Every year, millions of people enjoy the numerous national parks around the United States, particularly those out west. These incredibly beautiful and vibrant landscapes include some of the most amazing natural environments America has to offer. While visitorship peaks in the Summer, there are many incredible National Parks to visit in spring, where you’ll find fewer crowds and some unique conditions that make some parks even more appealing at this time of year.
Whether you want to enjoy white sand beaches, explore caves with stalagmites and stalactites, hike through dry arid deserts, be awed and amazed by snow-capped volcanoes, or just cool down in waterfalls and rainforests, these are 15 of the best national parks to visit in Spring, including some of the more underrated national parks.
But why visit in spring specifically? Each park has its own reasons, but more often than not you’ll be able to avoid the heat of summer (especially important in deserts), find fewer people at the campsites and on the trails, and even enjoy special occasions like wildflowers or wildlife. I’ve asked for a number of my fellow travel bloggers to chime in and contribute to this list of the top 15 national parks in Spring which will hopefully inspire you to get out there and explore a little earlier this year.
This article makes the perfect companion for those who want to kick off their own epic national park road trip — and if you’ll be visiting at least a few national parks this year, be sure to pick up an annual America the Beautiful pass to save big money on entrance fees.
Yosemite National Park
By Brooke & Buddy Baum of Trailing Away
Yosemite is one of the most scenic National Parks in the U.S. and it is known for its many magnificent vistas – especially the iconic Yosemite Falls and countless other beautiful waterfalls. However, if you don’t visit at the right time, the falls may either be frozen or almost dried out.

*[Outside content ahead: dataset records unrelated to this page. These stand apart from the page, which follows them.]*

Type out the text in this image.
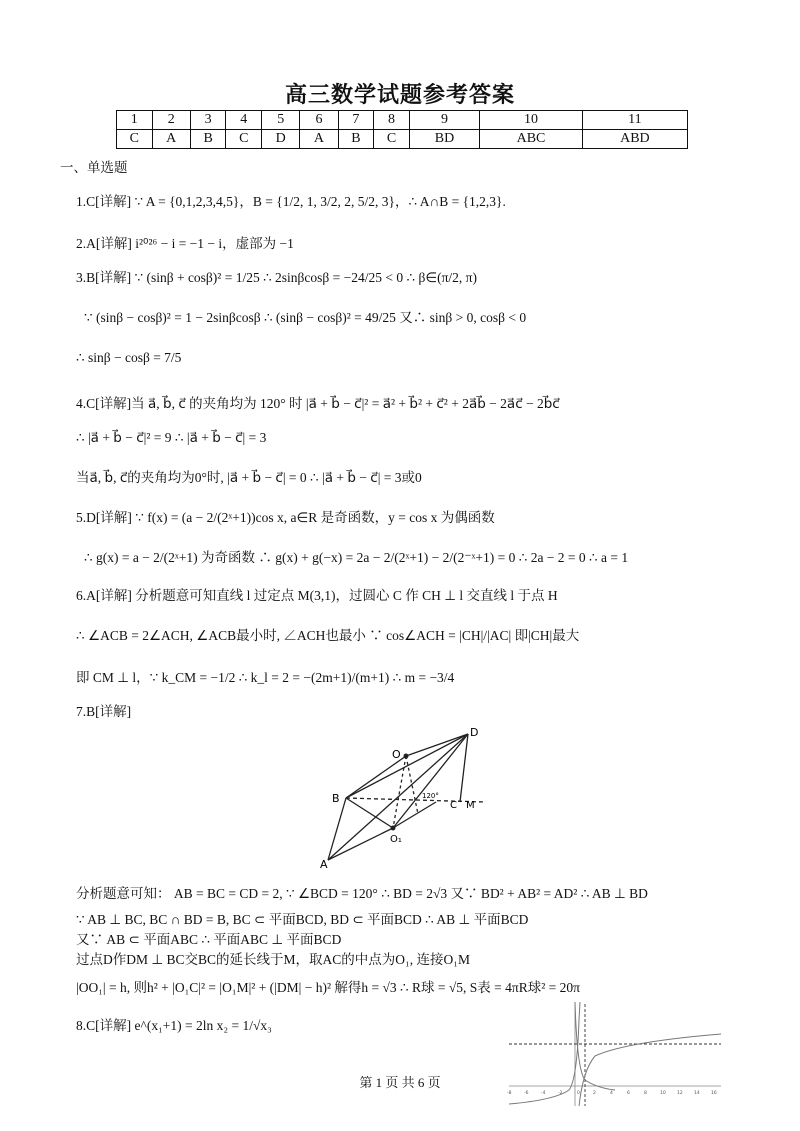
高三数学试题参考答案
1	2	3	4	5	6	7	8	9	10	11
C	A	B	C	D	A	B	C	BD	ABC	ABD
一、单选题
1.C[详解] ∵ A = {0,1,2,3,4,5}，B = {1/2, 1, 3/2, 2, 5/2, 3}，∴ A∩B = {1,2,3}.
2.A[详解] i²⁰²⁶ − i = −1 − i，虚部为 −1
3.B[详解] ∵ (sinβ + cosβ)² = 1/25 ∴ 2sinβcosβ = −24/25 < 0 ∴ β∈(π/2, π)
∵ (sinβ − cosβ)² = 1 − 2sinβcosβ ∴ (sinβ − cosβ)² = 49/25 又∴ sinβ > 0, cosβ < 0
∴ sinβ − cosβ = 7/5
4.C[详解]当 a⃗, b⃗, c⃗ 的夹角均为 120° 时 |a⃗ + b⃗ − c⃗|² = a⃗² + b⃗² + c⃗² + 2a⃗b⃗ − 2a⃗c⃗ − 2b⃗c⃗
∴ |a⃗ + b⃗ − c⃗|² = 9 ∴ |a⃗ + b⃗ − c⃗| = 3
当a⃗, b⃗, c⃗的夹角均为0°时, |a⃗ + b⃗ − c⃗| = 0 ∴ |a⃗ + b⃗ − c⃗| = 3或0
5.D[详解] ∵ f(x) = (a − 2/(2ˣ+1))cos x, a∈R 是奇函数，y = cos x 为偶函数
∴ g(x) = a − 2/(2ˣ+1) 为奇函数 ∴ g(x) + g(−x) = 2a − 2/(2ˣ+1) − 2/(2⁻ˣ+1) = 0 ∴ 2a − 2 = 0 ∴ a = 1
6.A[详解] 分析题意可知直线 l 过定点 M(3,1)，过圆心 C 作 CH ⊥ l 交直线 l 于点 H
∴ ∠ACB = 2∠ACH, ∠ACB最小时, ∠ACH也最小 ∵ cos∠ACH = |CH|/|AC| 即|CH|最大
即 CM ⊥ l，∵ k_CM = −1/2 ∴ k_l = 2 = −(2m+1)/(m+1) ∴ m = −3/4
7.B[详解]
D
O
B
C M
O₁
A
120°
分析题意可知： AB = BC = CD = 2, ∵ ∠BCD = 120° ∴ BD = 2√3 又∵ BD² + AB² = AD² ∴ AB ⊥ BD
∵ AB ⊥ BC, BC ∩ BD = B, BC ⊂ 平面BCD, BD ⊂ 平面BCD ∴ AB ⊥ 平面BCD
又∵ AB ⊂ 平面ABC ∴ 平面ABC ⊥ 平面BCD
过点D作DM ⊥ BC交BC的延长线于M，取AC的中点为O₁, 连接O₁M
|OO₁| = h, 则h² + |O₁C|² = |O₁M|² + (|DM| − h)² 解得h = √3 ∴ R球 = √5, S表 = 4πR球² = 20π
8.C[详解] e^(x₁+1) = 2ln x₂ = 1/√x₃
-8	-6	-4	-2	0	2	4	6	8	10	12	14	16
第 1 页 共 6 页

Visiting around the end of spring (late May to early June) is the peak viewing time due to the winter snowmelt. The falls are GUSHING at this time of year and there are even some flowers and lots of greenery popping up.
Plus, planning a trip before the summer break madness can also help you avoid something else Yosemite is famous for – the crowds. While you likely won’t be the only one staring up at stunning Yosemite Falls, you could be… and that alone is worth a springtime visit.
Grand Teton National Park
By Christina Román of Explore Now or Never
If you’ve never been to Grand Tetons National Park, spring is the perfect time to see its jutting mountain peaks and crystal clear lakes. This is Big Sky Country! Not far from Jackson Hole and just south of Yellowstone National Park, it’s easy to combine a visit to both parks in a single trip.
Spring is a magical season here. As temperatures warm up, wildlife is on the move. Bison and moose are trading their wintering areas for summer grasslands. Bluebirds return from their winter in the southern United States (or further south). Elk head into snow-free areas for grazing as well. You’ll also spot wolves, coyotes, bighorn sheep, and plenty of black bears and grizzly bears.
In spring, bears emerge from hibernation hungry! They’ve typically lost 20 percent of their body fat over the winter and are in search of roots, small mammals, and anything else they can find for high caloric content.
Spring makes the perfect time to head out on a wildlife safari here in the park. And that’s just the beginning. There are so many things to do in Grand Teton National Park.
Death Valley National Park
By Bram Reusen of Travel Experience Live
With temperatures regularly topping 120˚F in summer and dropping down to freezing at night in winter, Death Valley National Park is the perfect spring destination. From March to May, the weather is absolutely glorious in this enormous national park in California—the largest in the lower 48 states. Crisp mornings are followed by sunny afternoons, creating ideal hiking and camping conditions.
Although it’s the driest place in North America, winter does come with some rainfall. This, in turn, results in beautiful displays of wildflowers in spring, which adds even more to Death Valley’s being one of the top national parks in spring.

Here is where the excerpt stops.